SCALABLE ALGORITHMS FOR STATISTICAL INFERENCE ON LARGE NETWORK DATA
Large-scale networks are becoming increasingly common in a variety of disciplines such as epidemiology, social science, and digital health. Such massive networks challenge the storage and computational limits of existing statistical inference methods, which are essential tools for data-driven scientific discoveries from such networks. Therefore, there is a great need for new statistical inference methods that are (a) theoretically sound, (b) methodologically versatile, i.e., applicable to a wide spectrum of models and inference goals, and (c) computationally feasible even for large-scale networks. To accomplish this and meet the challenge of inherent inter-dependency and complexity of networks, Professor Chen and his lab propose new approaches for subsampling-based inference of large-scale networks: Subsampling with Common Overlap, Predictive Inference, and a hybrid of these two algorithms. The proposed methods will be integrated into inference tasks such as community detection, model fitting, model selection, and hypothesis testing.

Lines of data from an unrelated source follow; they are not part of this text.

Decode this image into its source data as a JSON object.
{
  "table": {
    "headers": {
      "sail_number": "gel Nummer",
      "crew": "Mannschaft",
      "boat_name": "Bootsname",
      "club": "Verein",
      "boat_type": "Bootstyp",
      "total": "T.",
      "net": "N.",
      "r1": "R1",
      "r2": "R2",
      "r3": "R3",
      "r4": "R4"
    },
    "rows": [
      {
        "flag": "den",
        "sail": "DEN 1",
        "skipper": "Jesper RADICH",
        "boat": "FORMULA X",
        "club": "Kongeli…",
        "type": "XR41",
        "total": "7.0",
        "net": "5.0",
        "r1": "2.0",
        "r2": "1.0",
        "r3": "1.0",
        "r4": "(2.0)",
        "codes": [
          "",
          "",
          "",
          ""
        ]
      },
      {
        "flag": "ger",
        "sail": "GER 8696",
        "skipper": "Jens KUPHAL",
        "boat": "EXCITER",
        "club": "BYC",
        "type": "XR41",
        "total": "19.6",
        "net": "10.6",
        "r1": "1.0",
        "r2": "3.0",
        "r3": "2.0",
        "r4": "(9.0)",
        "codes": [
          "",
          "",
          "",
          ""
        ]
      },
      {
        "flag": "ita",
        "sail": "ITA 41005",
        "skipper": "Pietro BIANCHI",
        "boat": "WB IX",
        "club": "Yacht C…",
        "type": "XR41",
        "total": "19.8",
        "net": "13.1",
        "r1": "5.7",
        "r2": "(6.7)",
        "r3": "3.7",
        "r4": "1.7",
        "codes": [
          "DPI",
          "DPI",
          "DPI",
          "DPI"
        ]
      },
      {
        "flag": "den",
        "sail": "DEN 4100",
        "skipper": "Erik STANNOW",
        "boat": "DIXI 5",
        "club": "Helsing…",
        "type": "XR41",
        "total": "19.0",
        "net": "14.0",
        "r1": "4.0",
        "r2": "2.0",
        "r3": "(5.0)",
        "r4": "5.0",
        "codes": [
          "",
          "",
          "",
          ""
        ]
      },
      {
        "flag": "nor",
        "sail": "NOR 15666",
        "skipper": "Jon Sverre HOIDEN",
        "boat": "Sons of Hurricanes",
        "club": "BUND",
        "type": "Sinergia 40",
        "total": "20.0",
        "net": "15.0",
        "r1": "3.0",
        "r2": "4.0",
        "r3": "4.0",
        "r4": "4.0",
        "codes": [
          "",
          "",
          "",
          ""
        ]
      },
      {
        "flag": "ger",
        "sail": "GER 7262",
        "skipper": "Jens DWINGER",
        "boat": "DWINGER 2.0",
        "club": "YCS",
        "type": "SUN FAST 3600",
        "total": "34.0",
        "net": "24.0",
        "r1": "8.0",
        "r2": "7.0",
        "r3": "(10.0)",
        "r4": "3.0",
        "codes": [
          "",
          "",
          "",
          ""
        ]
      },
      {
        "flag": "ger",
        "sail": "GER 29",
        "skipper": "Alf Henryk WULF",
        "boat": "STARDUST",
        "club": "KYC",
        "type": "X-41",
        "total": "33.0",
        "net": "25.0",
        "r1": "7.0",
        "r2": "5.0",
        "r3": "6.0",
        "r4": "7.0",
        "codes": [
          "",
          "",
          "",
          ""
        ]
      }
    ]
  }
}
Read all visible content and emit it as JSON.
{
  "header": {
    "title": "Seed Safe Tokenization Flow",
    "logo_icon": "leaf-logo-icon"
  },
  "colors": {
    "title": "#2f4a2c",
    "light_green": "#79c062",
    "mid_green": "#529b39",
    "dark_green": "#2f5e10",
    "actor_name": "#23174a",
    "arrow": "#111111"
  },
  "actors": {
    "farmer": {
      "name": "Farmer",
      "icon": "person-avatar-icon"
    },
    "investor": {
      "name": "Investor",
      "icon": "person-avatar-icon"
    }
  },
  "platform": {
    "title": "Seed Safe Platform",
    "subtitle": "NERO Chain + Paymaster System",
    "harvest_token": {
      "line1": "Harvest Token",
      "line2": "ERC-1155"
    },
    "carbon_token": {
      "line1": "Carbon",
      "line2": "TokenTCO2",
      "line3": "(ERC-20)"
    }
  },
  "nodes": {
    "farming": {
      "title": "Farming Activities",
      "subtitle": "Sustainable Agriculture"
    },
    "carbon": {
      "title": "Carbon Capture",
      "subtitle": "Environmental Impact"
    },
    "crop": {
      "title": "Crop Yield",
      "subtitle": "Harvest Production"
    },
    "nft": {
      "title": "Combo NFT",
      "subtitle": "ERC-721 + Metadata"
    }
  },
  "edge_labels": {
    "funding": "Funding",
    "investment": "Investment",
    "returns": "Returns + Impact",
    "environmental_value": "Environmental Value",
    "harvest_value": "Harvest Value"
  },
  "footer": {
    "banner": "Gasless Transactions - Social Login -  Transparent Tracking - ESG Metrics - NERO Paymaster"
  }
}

Professor Chen and his lab will collaborate with domain experts from various disciplines to apply the new methods for solving large-scale scientific problems in these fields. This work will also accomplish broader impacts in education through curriculum development and mentoring of students. Research results will be disseminated to the scientific community through publication in research journals, conference presentations, and free open-source software.